Para aplicações simples, esta arquitetura é suficiente. Quando se escrevem várias aplicações deste tipo, percebe-se que os servlets de duas aplicações diferentes:

  1. têm o mesmo mecanismo para determinar qual o método [doAction] que deve ser executado para processar a ação solicitada pelo utilizador
  2. na verdade, diferem apenas pelo conteúdo desses métodos [doAction]

A tentação é então grande de:

  • fatorizar o processamento (1) numa servlet genérica, independente da aplicação que a utiliza
  • delegar o processamento (2) a classes externas, uma vez que o servlet genérico não sabe em que aplicação está a ser utilizado
  • estabelecer a ligação entre a ação solicitada pelo utilizador e a classe que deve processá-la, utilizando um ficheiro de configuração

Surgiram ferramentas, frequentemente denominadas «frameworks», para proporcionar essas facilidades aos programadores. O mais antigo e, provavelmente, o mais conhecido deles é o Struts (http://struts.apache.org/). O Jakarta Struts é um projeto da Apache Software Foundation (www.apache.org). Este framework é descrito em (http://tahe.developpez.com/java/struts/).

Surgido mais recentemente, o framework Spring (http://www.springframework.org/) oferece funcionalidades semelhantes às do Struts. Na realidade, trata-se do seu módulo Spring MVC. A sua utilização foi descrita em vários artigos (http://tahe.developpez.com/java/springmvc-part1/).

O Spring não se limita apenas ao conceito MVC da camada [web] de uma aplicação de três camadas. É útil mesmo em aplicações fora da Web.

Assim, concluímos o nosso curso implementando uma arquitetura MVC numa arquitetura de três camadas [web, metier, dao], com base num exemplo básico de gestão de uma lista de pessoas.

Na versão 1 da aplicação, a lista de pessoas era mantida na memória e desaparecia quando a aplicação web era encerrada. Nas outras versões, a lista de pessoas é mantida numa tabela da base de dados. Utilizámos quatro SGBD diferentes: Firebird, Postgres, MySQL e SQL Server Express.

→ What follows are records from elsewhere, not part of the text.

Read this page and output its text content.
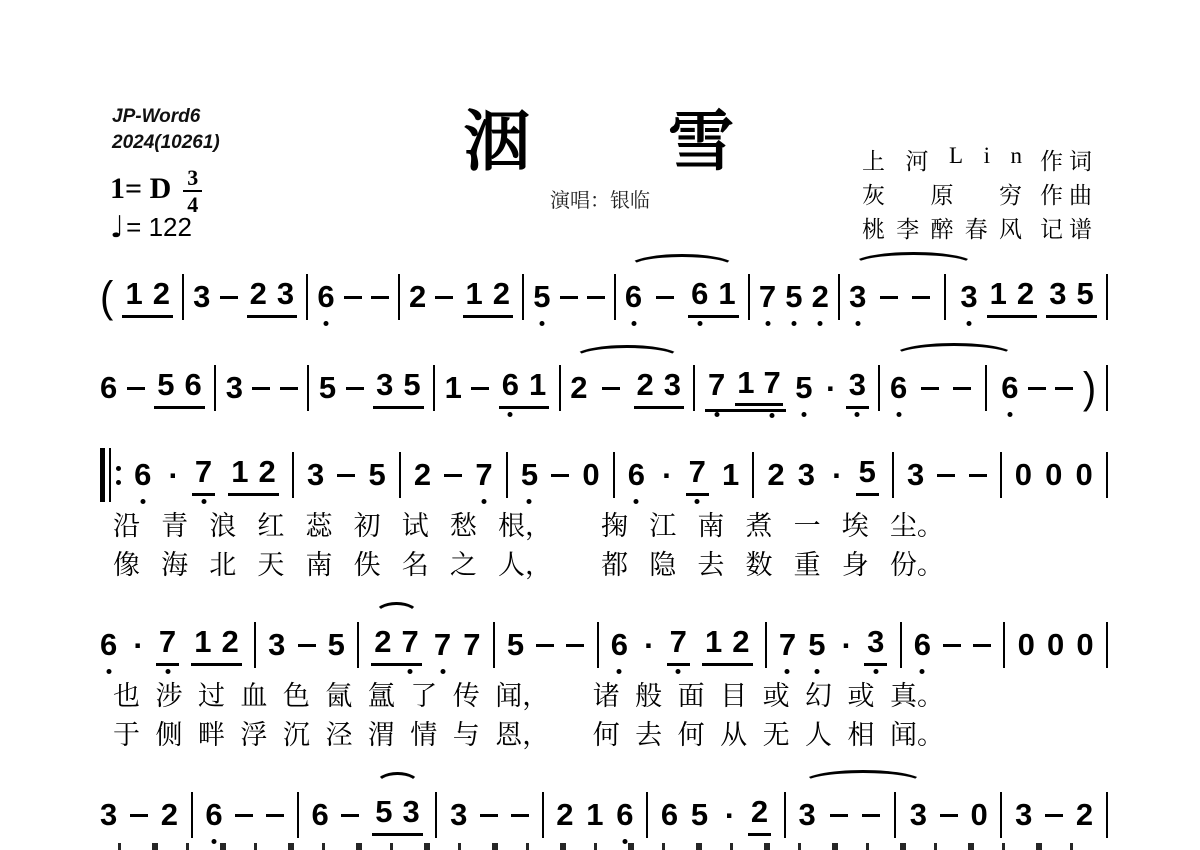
JP-Word6
2024(10261)	洇　　雪
演唱：银临
上 河 L i n 作词
灰 原 穷 作曲
桃 李 醉 春 风 记谱
1= D $\frac{3}{4}$
♩ = 122
( 1 2 3 2 3 6 2 1 2 5 6 6 1 7 5 2 3	3 1 2 3 5
6 5 6 3 5 3 5 1 6 1 2 2 3 7 1 7 5 · 3 6	6 )
6 · 7 1 2 3 5 2 7 5 0 6 · 7 1 2 3 · 5 3	0 0 0
沿 青 浪 红 蕊 初 试 愁 根， 掬 江 南 煮 一 埃 尘。
像 海 北 天 南 佚 名 之 人， 都 隐 去 数 重 身 份。
6 · 7 1 2 3 5 2 7 7 7 5	6 · 7 1 2 7 5 · 3 6	0 0 0
也 涉 过 血 色 氤 氲 了 传 闻， 诸 般 面 目 或 幻 或 真。
于 侧 畔 浮 沉 泾 渭 情 与 恩， 何 去 何 从 无 人 相 闻。
3 2 6	6 5 3 3	2 1 6 6 5 · 2 3	3 0 3 2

Graças ao Spring IoC, a camada [web] da versão 1 pôde ser mantida na íntegra nas versões seguintes. Assim, demonstrámos que era possível construir arquiteturas ntier com camadas independentes.

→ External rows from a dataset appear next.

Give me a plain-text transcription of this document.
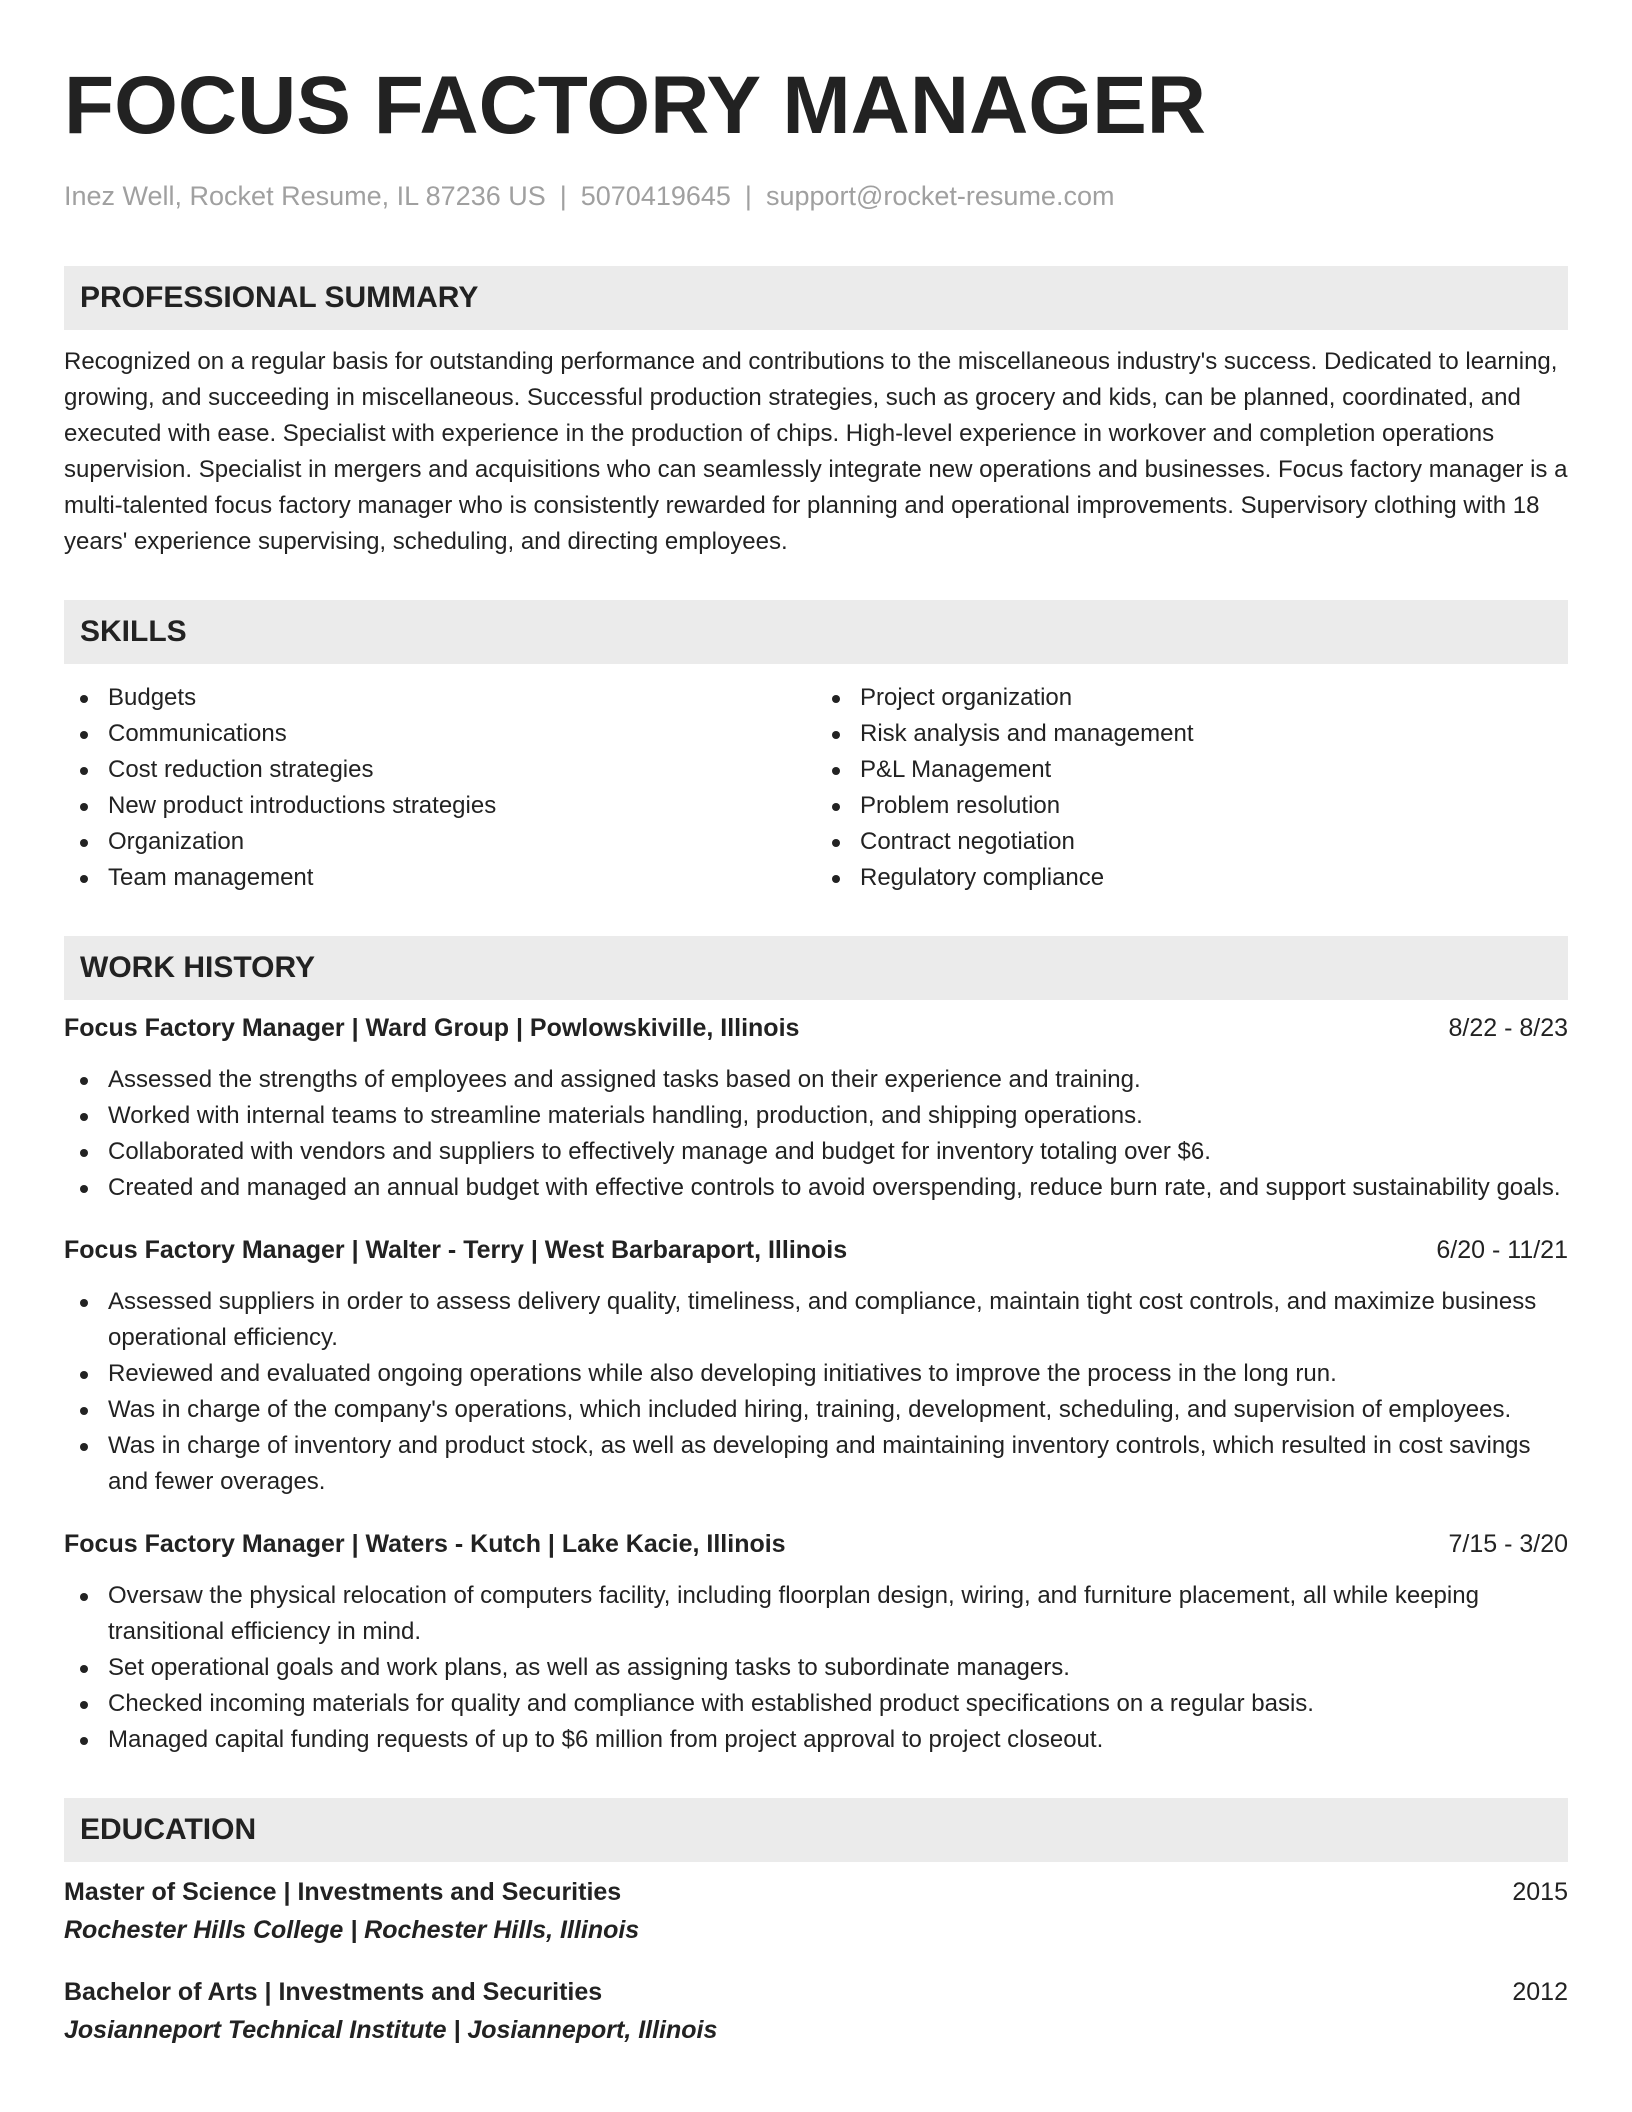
FOCUS FACTORY MANAGER
Inez Well, Rocket Resume, IL 87236 US | 5070419645 | support@rocket-resume.com
PROFESSIONAL SUMMARY

Recognized on a regular basis for outstanding performance and contributions to the miscellaneous industry's success. Dedicated to learning, growing, and succeeding in miscellaneous. Successful production strategies, such as grocery and kids, can be planned, coordinated, and executed with ease. Specialist with experience in the production of chips. High-level experience in workover and completion operations supervision. Specialist in mergers and acquisitions who can seamlessly integrate new operations and businesses. Focus factory manager is a multi-talented focus factory manager who is consistently rewarded for planning and operational improvements. Supervisory clothing with 18 years' experience supervising, scheduling, and directing employees.

SKILLS
Budgets
Communications
Cost reduction strategies
New product introductions strategies
Organization
Team management
Project organization
Risk analysis and management
P&L Management
Problem resolution
Contract negotiation
Regulatory compliance
WORK HISTORY
Focus Factory Manager | Ward Group | Powlowskiville, Illinois	8/22 - 8/23
Assessed the strengths of employees and assigned tasks based on their experience and training.
Worked with internal teams to streamline materials handling, production, and shipping operations.
Collaborated with vendors and suppliers to effectively manage and budget for inventory totaling over $6.
Created and managed an annual budget with effective controls to avoid overspending, reduce burn rate, and support sustainability goals.
Focus Factory Manager | Walter - Terry | West Barbaraport, Illinois	6/20 - 11/21
Assessed suppliers in order to assess delivery quality, timeliness, and compliance, maintain tight cost controls, and maximize business operational efficiency.
Reviewed and evaluated ongoing operations while also developing initiatives to improve the process in the long run.
Was in charge of the company's operations, which included hiring, training, development, scheduling, and supervision of employees.
Was in charge of inventory and product stock, as well as developing and maintaining inventory controls, which resulted in cost savings and fewer overages.
Focus Factory Manager | Waters - Kutch | Lake Kacie, Illinois	7/15 - 3/20
Oversaw the physical relocation of computers facility, including floorplan design, wiring, and furniture placement, all while keeping transitional efficiency in mind.
Set operational goals and work plans, as well as assigning tasks to subordinate managers.
Checked incoming materials for quality and compliance with established product specifications on a regular basis.
Managed capital funding requests of up to $6 million from project approval to project closeout.
EDUCATION
Master of Science | Investments and Securities	2015
Rochester Hills College | Rochester Hills, Illinois
Bachelor of Arts | Investments and Securities	2012
Josianneport Technical Institute | Josianneport, Illinois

Com as versões que utilizam uma base de dados, demonstrámos a contribuição do Spring para a construção das camadas [dao] e [service]. Graças à integração do Spring com o iBATIS, conseguimos construir quatro versões que diferem apenas nos seus ficheiros de configuração. A mesma classe [DaoImplCommon] foi utilizada para implementar a camada [dao] nas quatro versões. Para resolver um problema específico do SGBD Firebird, tivemos de derivar esta classe, mas sem a alterar.

Por fim, demonstrámos como o Spring nos permitiu gerir as transações de forma declarativa ao nível da camada [service].

O leitor é encorajado a descobrir todas as funcionalidades oferecidas por este produto.